Pardoned man chooses solitude over repeating past mistakes with wife

Rutendo Nyeve, [email protected] 

A Victoria Falls inmate who walked free on Tuesday under President Mnangagwa’s clemency order stepped into the sunlight with the tentative grace of someone relearning the rhythm of freedom, his words threaded with gratitude and resolve. He expressed deep appreciation for his early release — but vowed to “stay away” from the woman whose assault landed him in jail, a promise shaped as much by contrition as by caution. The air felt different beyond the prison gate: brighter, fuller, and strangely fragile, as though his new beginning depended on how lightly he walked upon it.

Mr Alec Njovu (51) was among 4 305 inmates granted amnesty through Clemency Order No 1 of 2026, a programme conceived to restore dignity and rebalance the scales of justice while easing the choke of congestion in the nation’s correctional facilities. 

To him, it was more than a legal gesture; it was a reprieve wrapped in responsibility, a quiet call to do better with the time that remained.

Speaking to the Chronicle moments after leaving Victoria Falls Satellite Prison, an emotional Njovu thanked the President for what he described as a second chance at life, but was firm that his freedom would not include a return to his estranged wife. The words came measured, a man picking his way across the stones of regret with care, holding close the thin, essential line between remorse and renewal.

“I am so happy that the President has granted us amnesty. I came to Victoria Falls prison on September 19, 2025 after I had been arrested and later convicted for assaulting my wife in a domestic violence case. I had enquired on a general domestic issue but she failed to answer me properly and I ended up beating her. So, I am really grateful for what the President did for me. I was supposed to be released on 4 July, but I have since been released months before,” Mr Njovu recounted.

He said his time in custody had forced him to confront his actions and led him to make a difficult but decisive choice about his marriage. The prison days had stretched long enough to etch hard lessons into his thinking, shaping a resolve that now felt as steady as it was sobering.

“I learnt quite a number of lessons while here in prison, so much such that I don’t want to find myself in this place ever again. I am not going back to my wife because I might commit the same offence again. She was visiting while I was in prison and we have a relationship but at this point in time, I am going to my uncle’s house,” Mr Njovu said. 

The clemency exercise — which saw prisoners released from correctional facilities nationwide — was officially announced by Justice, Legal and Parliamentary Affairs Minister Ziyambi Ziyambi. The decision rippled across the country like a careful untying of knots, guided by a belief that mercy, administered wisely, can be a tool of transformation.

The minister said the gesture underscored Government’s commitment to compassion, rehabilitation and broader correctional reforms. It was an expression of intent as much as policy, a reminder that criminal justice, at its best, holds space for both accountability and renewal.

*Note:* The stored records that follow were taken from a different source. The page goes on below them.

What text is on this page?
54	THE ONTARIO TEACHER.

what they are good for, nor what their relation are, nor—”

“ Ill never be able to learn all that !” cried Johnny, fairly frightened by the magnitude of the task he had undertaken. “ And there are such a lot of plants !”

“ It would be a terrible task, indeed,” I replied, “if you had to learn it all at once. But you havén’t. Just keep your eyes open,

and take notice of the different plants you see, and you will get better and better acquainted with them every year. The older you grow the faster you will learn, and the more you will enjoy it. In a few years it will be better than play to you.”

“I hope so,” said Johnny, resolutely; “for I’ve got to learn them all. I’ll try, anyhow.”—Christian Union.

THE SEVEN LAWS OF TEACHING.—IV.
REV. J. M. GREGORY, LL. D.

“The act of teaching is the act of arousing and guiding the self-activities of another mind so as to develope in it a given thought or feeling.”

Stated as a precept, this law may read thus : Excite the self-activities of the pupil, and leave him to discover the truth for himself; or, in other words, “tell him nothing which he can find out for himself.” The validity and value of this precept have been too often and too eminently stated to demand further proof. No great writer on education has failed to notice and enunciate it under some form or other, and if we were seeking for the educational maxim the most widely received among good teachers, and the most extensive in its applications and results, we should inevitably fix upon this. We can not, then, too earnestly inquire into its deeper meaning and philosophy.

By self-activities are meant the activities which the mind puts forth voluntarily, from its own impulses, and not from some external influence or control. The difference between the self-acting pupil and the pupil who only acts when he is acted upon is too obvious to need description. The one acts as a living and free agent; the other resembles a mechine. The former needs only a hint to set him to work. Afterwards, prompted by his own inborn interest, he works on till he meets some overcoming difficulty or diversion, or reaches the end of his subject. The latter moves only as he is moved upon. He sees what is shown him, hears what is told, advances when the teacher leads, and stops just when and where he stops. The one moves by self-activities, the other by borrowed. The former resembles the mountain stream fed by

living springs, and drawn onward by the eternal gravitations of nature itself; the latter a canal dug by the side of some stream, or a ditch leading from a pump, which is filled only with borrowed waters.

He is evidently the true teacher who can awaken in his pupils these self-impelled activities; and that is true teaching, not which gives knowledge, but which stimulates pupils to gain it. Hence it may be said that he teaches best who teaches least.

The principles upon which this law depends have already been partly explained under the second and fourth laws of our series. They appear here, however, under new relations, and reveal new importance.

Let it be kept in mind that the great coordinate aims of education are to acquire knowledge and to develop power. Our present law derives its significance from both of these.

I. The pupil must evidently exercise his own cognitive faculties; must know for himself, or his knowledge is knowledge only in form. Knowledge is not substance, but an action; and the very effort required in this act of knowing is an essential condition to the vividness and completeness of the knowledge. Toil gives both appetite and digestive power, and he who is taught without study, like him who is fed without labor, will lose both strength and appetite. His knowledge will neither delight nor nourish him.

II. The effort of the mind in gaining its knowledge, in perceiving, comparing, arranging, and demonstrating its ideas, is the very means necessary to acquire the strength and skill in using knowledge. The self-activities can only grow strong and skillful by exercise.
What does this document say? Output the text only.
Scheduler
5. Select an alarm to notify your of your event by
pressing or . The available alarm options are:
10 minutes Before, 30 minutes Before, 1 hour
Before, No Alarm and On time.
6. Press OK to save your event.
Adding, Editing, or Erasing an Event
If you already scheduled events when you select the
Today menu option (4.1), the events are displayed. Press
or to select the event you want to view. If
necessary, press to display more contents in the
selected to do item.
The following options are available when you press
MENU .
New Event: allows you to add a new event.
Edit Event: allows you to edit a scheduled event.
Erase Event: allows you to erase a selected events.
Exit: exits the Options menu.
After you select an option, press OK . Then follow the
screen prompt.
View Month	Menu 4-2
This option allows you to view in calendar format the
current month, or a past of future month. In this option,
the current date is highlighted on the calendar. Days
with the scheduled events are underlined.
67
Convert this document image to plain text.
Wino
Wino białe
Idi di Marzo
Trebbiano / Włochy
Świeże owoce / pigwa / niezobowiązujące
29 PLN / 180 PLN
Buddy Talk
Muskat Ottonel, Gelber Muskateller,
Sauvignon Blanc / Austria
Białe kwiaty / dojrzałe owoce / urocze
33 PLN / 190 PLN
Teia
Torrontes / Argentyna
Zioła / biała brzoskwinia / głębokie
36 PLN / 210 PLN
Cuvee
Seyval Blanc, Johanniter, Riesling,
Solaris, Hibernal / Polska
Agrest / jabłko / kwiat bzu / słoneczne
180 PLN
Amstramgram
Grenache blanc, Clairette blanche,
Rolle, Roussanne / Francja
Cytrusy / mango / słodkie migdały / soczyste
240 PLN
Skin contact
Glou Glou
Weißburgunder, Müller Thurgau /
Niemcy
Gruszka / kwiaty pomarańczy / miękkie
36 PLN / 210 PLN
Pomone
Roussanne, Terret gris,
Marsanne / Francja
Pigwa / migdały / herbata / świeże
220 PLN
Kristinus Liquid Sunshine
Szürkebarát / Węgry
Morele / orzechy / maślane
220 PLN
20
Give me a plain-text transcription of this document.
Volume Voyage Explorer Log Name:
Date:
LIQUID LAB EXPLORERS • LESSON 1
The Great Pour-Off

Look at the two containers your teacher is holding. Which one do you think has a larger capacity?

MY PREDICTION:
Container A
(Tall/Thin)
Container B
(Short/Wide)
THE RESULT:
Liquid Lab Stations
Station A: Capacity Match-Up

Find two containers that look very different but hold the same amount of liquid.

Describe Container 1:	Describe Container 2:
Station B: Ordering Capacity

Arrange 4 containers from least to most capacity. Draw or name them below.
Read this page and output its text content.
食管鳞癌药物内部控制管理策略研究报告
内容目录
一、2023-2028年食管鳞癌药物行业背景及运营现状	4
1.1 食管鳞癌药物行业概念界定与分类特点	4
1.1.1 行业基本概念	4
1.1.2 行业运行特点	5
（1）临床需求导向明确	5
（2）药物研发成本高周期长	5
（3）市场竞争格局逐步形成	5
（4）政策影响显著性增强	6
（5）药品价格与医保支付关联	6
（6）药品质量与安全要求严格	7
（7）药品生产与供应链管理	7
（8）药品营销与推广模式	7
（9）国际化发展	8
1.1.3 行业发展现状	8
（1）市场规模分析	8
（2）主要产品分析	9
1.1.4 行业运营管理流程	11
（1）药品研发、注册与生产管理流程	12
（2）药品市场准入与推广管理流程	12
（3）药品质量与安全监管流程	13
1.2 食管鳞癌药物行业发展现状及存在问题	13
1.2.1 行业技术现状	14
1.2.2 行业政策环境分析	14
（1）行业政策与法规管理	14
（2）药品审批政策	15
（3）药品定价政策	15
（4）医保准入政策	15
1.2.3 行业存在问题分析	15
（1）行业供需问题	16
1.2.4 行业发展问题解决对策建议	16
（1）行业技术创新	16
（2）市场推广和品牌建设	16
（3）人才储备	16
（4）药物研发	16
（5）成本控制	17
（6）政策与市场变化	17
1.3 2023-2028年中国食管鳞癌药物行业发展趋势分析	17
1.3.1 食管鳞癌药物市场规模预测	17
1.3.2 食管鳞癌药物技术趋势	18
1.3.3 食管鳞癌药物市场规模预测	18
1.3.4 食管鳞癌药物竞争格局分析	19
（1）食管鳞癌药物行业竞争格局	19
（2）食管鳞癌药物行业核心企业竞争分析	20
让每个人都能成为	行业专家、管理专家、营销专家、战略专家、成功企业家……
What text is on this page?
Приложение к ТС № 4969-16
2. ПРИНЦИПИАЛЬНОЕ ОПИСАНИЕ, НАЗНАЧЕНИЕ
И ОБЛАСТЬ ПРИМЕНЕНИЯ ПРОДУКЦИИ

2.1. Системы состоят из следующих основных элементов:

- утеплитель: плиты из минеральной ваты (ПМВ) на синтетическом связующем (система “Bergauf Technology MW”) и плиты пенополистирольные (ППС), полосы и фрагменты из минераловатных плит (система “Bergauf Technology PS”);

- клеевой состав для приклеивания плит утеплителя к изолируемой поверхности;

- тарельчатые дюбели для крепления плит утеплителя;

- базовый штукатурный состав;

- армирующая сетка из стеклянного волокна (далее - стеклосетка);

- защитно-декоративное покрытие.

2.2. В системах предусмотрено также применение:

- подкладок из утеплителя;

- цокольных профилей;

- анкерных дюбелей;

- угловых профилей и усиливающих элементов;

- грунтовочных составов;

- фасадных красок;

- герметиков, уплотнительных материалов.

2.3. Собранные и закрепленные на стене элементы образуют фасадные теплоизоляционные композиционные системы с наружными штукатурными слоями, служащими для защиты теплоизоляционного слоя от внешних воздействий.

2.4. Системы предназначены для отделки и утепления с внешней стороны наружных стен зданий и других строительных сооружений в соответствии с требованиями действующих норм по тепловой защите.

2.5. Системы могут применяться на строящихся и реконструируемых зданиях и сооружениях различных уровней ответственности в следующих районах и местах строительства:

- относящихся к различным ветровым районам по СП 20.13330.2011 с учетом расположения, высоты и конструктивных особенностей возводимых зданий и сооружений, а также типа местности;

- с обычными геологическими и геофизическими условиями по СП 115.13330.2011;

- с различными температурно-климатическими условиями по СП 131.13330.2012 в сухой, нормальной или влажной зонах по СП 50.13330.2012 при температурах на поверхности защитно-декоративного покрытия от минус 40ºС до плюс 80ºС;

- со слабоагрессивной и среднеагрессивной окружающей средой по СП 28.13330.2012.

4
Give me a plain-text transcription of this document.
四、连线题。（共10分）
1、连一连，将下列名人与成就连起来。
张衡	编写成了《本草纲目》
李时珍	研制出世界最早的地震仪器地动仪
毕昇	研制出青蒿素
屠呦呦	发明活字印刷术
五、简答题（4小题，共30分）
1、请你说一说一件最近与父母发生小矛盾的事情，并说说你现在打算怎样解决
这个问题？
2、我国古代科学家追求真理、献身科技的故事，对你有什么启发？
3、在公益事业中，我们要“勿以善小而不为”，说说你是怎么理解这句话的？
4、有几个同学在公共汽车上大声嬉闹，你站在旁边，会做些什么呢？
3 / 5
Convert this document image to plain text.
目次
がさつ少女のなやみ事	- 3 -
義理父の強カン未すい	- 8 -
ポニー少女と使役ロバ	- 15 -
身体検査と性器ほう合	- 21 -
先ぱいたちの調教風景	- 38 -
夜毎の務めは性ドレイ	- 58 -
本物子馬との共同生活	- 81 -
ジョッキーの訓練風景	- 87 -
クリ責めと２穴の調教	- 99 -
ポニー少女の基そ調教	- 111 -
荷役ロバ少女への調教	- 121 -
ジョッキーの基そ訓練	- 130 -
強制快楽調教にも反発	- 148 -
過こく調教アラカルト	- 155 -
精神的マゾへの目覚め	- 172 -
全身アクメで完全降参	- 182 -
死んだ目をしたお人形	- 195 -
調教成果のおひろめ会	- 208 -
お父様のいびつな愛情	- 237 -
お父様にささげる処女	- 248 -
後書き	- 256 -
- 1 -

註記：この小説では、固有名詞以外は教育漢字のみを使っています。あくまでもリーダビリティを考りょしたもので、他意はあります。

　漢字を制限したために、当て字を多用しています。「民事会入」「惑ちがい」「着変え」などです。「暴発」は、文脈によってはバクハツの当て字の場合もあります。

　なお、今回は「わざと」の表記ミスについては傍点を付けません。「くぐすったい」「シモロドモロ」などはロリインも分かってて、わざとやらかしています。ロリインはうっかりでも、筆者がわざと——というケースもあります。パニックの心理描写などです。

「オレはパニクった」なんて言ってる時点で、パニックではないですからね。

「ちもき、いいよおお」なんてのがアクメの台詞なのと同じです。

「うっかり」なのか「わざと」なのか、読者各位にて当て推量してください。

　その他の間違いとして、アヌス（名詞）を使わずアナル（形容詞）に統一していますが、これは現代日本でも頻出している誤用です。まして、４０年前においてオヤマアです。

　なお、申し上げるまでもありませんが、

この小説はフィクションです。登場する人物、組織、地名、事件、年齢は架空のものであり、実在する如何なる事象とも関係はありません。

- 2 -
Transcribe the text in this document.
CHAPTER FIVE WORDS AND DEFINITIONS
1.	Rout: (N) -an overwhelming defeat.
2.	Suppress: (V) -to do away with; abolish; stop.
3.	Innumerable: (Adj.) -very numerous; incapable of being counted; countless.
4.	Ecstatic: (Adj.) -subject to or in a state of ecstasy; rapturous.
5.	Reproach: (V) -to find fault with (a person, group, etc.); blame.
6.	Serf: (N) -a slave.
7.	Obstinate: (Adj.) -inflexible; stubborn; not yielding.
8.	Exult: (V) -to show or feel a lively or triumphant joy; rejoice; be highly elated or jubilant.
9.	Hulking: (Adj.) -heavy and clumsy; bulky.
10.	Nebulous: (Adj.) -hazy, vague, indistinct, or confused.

The amnesty is targeted and merit-based, prioritising vulnerable groups and inmates who have demonstrated meaningful progress towards rehabilitation. It speaks to a system seeking balance — firm where it must be, humane where it should be — rewarding effort and change with a path back to community.

Most beneficiaries were required to have served at least one-third of their sentences by the date of gazetting. Those eligible for full remission included convicted female inmates (excluding those convicted of specified offences), inmates under 18, those serving effective terms of 48 months or less for non-specified offences, inmates aged 60 and above who had completed one-third of their sentences, and inmates certified as terminally ill. These categories sketch a portrait of priority and protection, an attempt to align mercy with vulnerability and the arc of rehabilitation.

The clemency also extended to visually impaired and physically challenged inmates whose conditions cannot be adequately managed within correctional facilities, inmates at open prisons, and those who have served a minimum of 20 years — including prisoners whose death sentences were commuted to life imprisonment. In these provisions, there is a quiet acknowledgement of human limits and the need to soften the sharpest edges of incarceration where fairness demands it.